Penicillin-Allergie-Netzwerk Deutschland (PANDA)

Die Angabe einer Allergie gegen Penicillin und Penicillin-Derivate stellt ein signifikantes Problem im Gesundheitswesen dar: Mindestens 8-12% der Menschen in Deutschland geben anamnestisch eine Penicillin-Allergie an und tragen somit das „Label“ Penicillin-Allergie in ihrer Gesundheitsakte. Der Einsatz von Alternativantibiotika führt bei diesen Menschen zu schlechteren Therapieergebnissen, einer höheren Mortalität, mehr Wiederaufnahmen und höheren Therapiekosten. Zudem wird eine erhöhte Rate an Resistenzentwicklungen in einer Zeit begünstigt, in der Antibiotikaresistenzen weltweit ein zunehmendes Gesundheitsproblem darstellen.
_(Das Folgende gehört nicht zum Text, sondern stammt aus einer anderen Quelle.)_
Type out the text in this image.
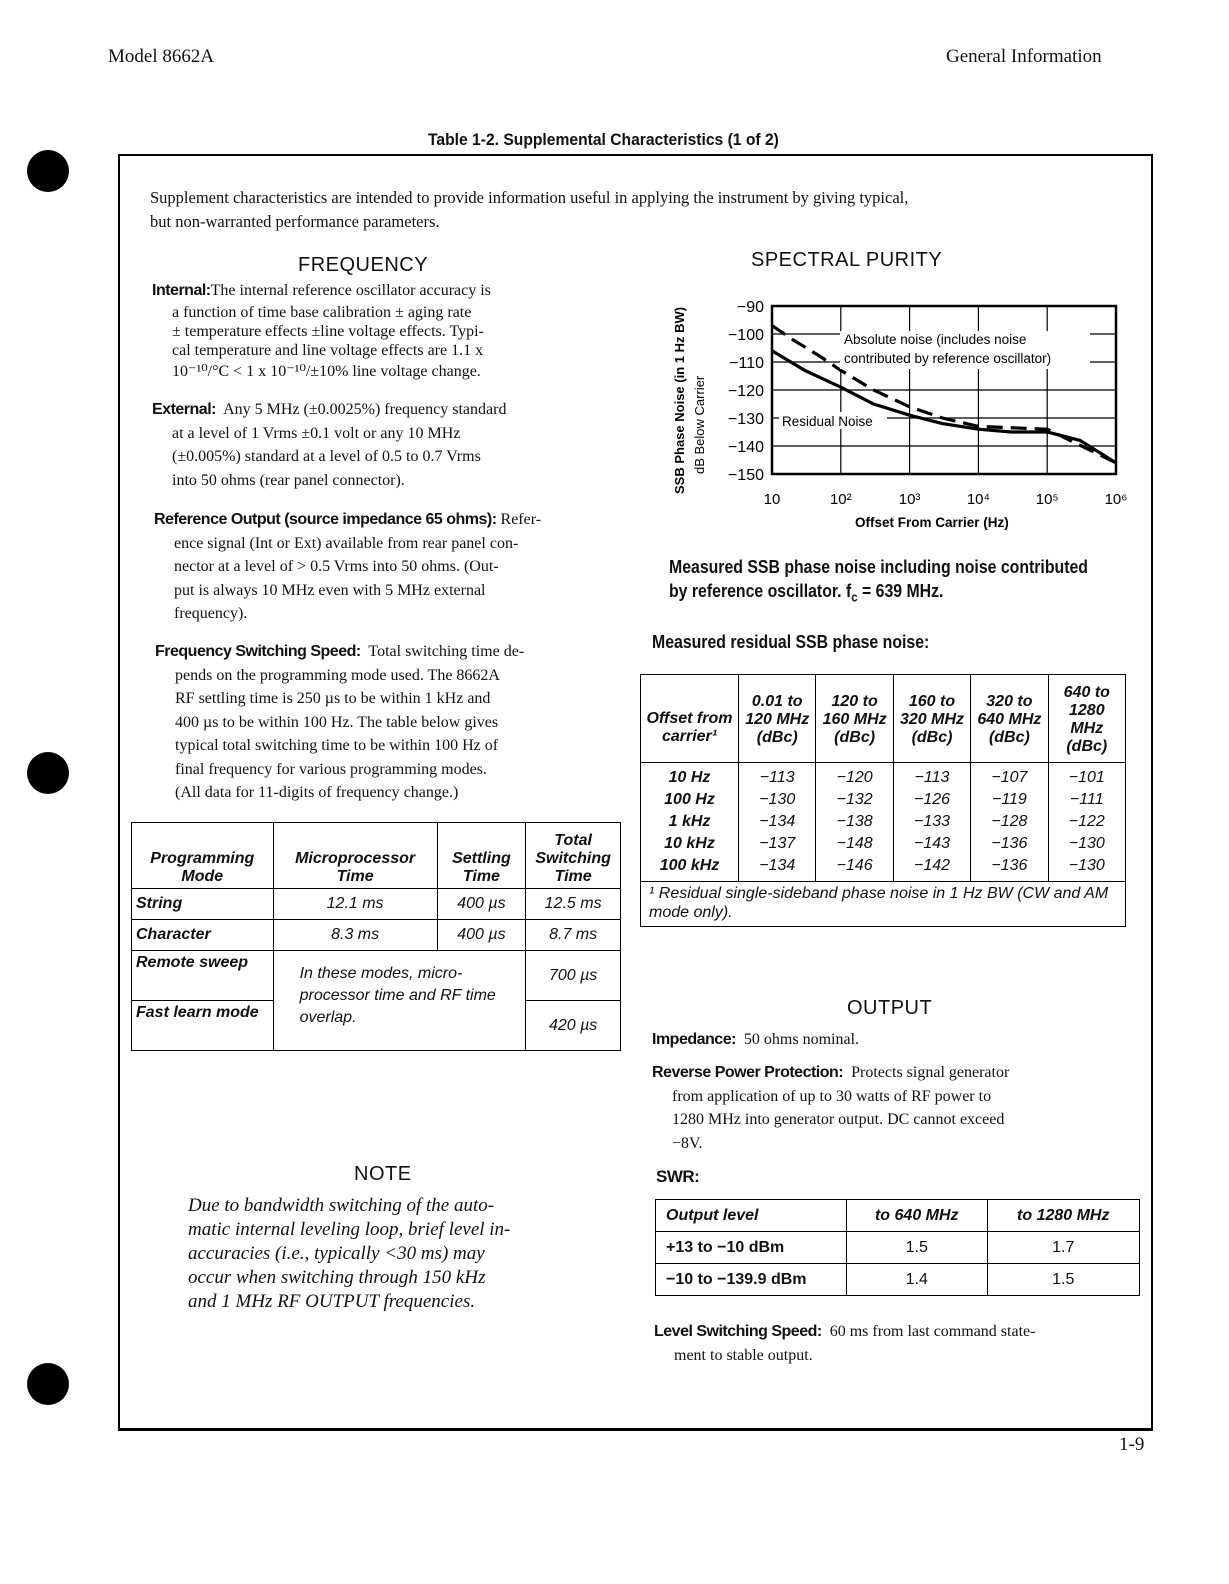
Model 8662A	General Information
Table 1-2. Supplemental Characteristics (1 of 2)
Supplement characteristics are intended to provide information useful in applying the instrument by giving typical,
but non-warranted performance parameters.
FREQUENCY
Internal:The internal reference oscillator accuracy is
a function of time base calibration ± aging rate
± temperature effects ±line voltage effects. Typi-
cal temperature and line voltage effects are 1.1 x
10⁻¹⁰/°C < 1 x 10⁻¹⁰/±10% line voltage change.
External: Any 5 MHz (±0.0025%) frequency standard
at a level of 1 Vrms ±0.1 volt or any 10 MHz
(±0.005%) standard at a level of 0.5 to 0.7 Vrms
into 50 ohms (rear panel connector).
Reference Output (source impedance 65 ohms): Refer-
ence signal (Int or Ext) available from rear panel con-
nector at a level of > 0.5 Vrms into 50 ohms. (Out-
put is always 10 MHz even with 5 MHz external
frequency).
Frequency Switching Speed: Total switching time de-
pends on the programming mode used. The 8662A
RF settling time is 250 µs to be within 1 kHz and
400 µs to be within 100 Hz. The table below gives
typical total switching time to be within 100 Hz of
final frequency for various programming modes.
(All data for 11-digits of frequency change.)
Programming Mode	Microprocessor Time	Settling Time	Total Switching Time
String	12.1 ms	400 µs	12.5 ms
Character	8.3 ms	400 µs	8.7 ms
Remote sweep	In these modes, micro-processor time and RF time overlap.		700 µs
Fast learn mode			420 µs
NOTE
Due to bandwidth switching of the auto-
matic internal leveling loop, brief level in-
accuracies (i.e., typically <30 ms) may
occur when switching through 150 kHz
and 1 MHz RF OUTPUT frequencies.
SPECTRAL PURITY
−90
−100
−110
−120
−130
−140
−150
10	10²	10³	10⁴	10⁵	10⁶
SSB Phase Noise (in 1 Hz BW) dB Below Carrier
Absolute noise (includes noise
contributed by reference oscillator)
Residual Noise
Offset From Carrier (Hz)
Measured SSB phase noise including noise contributed
by reference oscillator. $f_c = 639$ MHz.
Measured residual SSB phase noise:
Offset from carrier¹	0.01 to 120 MHz (dBc)	120 to 160 MHz (dBc)	160 to 320 MHz (dBc)	320 to 640 MHz (dBc)	640 to 1280 MHz (dBc)
10 Hz	−113	−120	−113	−107	−101
100 Hz	−130	−132	−126	−119	−111
1 kHz	−134	−138	−133	−128	−122
10 kHz	−137	−148	−143	−136	−130
100 kHz	−134	−146	−142	−136	−130
¹ Residual single-sideband phase noise in 1 Hz BW (CW and AM mode only).					
OUTPUT
Impedance: 50 ohms nominal.
Reverse Power Protection: Protects signal generator
from application of up to 30 watts of RF power to
1280 MHz into generator output. DC cannot exceed
−8V.
SWR:
Output level	to 640 MHz	to 1280 MHz
+13 to −10 dBm	1.5	1.7
−10 to −139.9 dBm	1.4	1.5
Level Switching Speed: 60 ms from last command state-
ment to stable output.
1-9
Tatsächlich kann eine echte Penicillin-Allergie bei weniger als 10% der Menschen mit anamnestischer Penicillin-Allergie bestätigt werden. Bei mehr als 90% der Menschen mit anamnestischer Penicillin-Allergie kann diese durch eine allergologische Anamnese, allergologische Tests oder eine erneute Penicillin Gabe (der sogenannten Provokation) widerlegt werden und das Label Penicillin-Allergie kann aus der Krankenakte entfernt werden. Dieser Vorgang wird als Delabeling bezeichnet und ermöglicht Penicillin und Penicillin-Derivate wieder sicher zu verwenden.
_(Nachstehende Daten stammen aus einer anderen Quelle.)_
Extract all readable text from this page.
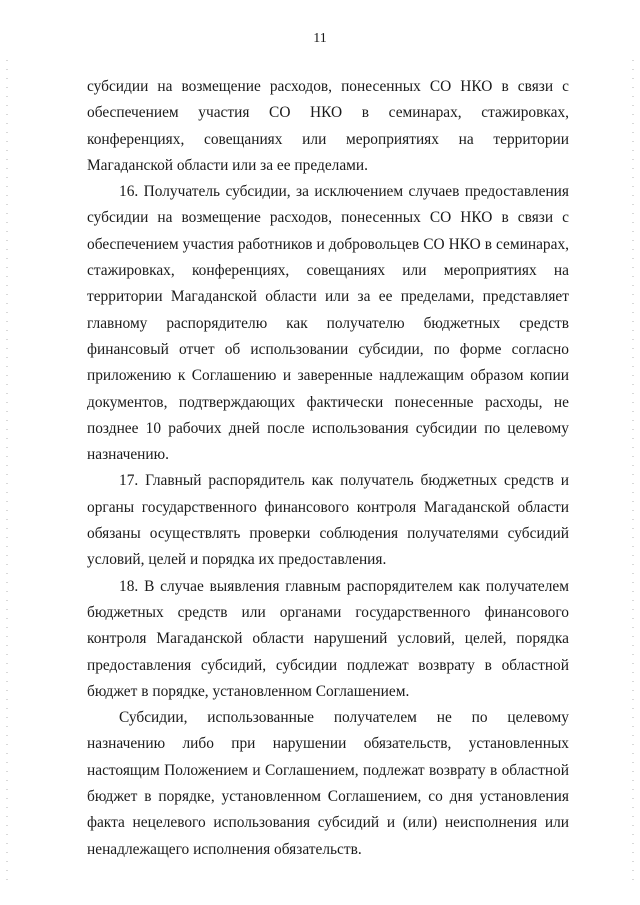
11

субсидии на возмещение расходов, понесенных СО НКО в связи с обеспечением участия СО НКО в семинарах, стажировках, конференциях, совещаниях или мероприятиях на территории Магаданской области или за ее пределами.

16. Получатель субсидии, за исключением случаев предоставления субсидии на возмещение расходов, понесенных СО НКО в связи с обеспечением участия работников и добровольцев СО НКО в семинарах, стажировках, конференциях, совещаниях или мероприятиях на территории Магаданской области или за ее пределами, представляет главному распорядителю как получателю бюджетных средств финансовый отчет об использовании субсидии, по форме согласно приложению к Соглашению и заверенные надлежащим образом копии документов, подтверждающих фактически понесенные расходы, не позднее 10 рабочих дней после использования субсидии по целевому назначению.

17. Главный распорядитель как получатель бюджетных средств и органы государственного финансового контроля Магаданской области обязаны осуществлять проверки соблюдения получателями субсидий условий, целей и порядка их предоставления.

18. В случае выявления главным распорядителем как получателем бюджетных средств или органами государственного финансового контроля Магаданской области нарушений условий, целей, порядка предоставления субсидий, субсидии подлежат возврату в областной бюджет в порядке, установленном Соглашением.

Субсидии, использованные получателем не по целевому назначению либо при нарушении обязательств, установленных настоящим Положением и Соглашением, подлежат возврату в областной бюджет в порядке, установленном Соглашением, со дня установления факта нецелевого использования субсидий и (или) неисполнения или ненадлежащего исполнения обязательств.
Das Penicillin-Allergie-Netzwerk Deutschland (PANDA) hat sich zum Ziel gesetzt, durch konkrete Handlungsempfehlungen das Management von Menschen mit anamnestischer Penicillin-Allergie zu verbessern. Auf dem Weg zu einer überregionalen, interdisziplinär abgestimmten Delabeling-Strategie in Deutschland sind die Entwicklung eines klinischen Leitfadens, die Durchführung von Fortbildungsveranstaltungen und nicht zuletzt gezielte Interventionen und wissenschaftliche Projekte Kernelemente der Arbeit des Penicillin-Allergie-Netzwerks Deutschland (PANDA).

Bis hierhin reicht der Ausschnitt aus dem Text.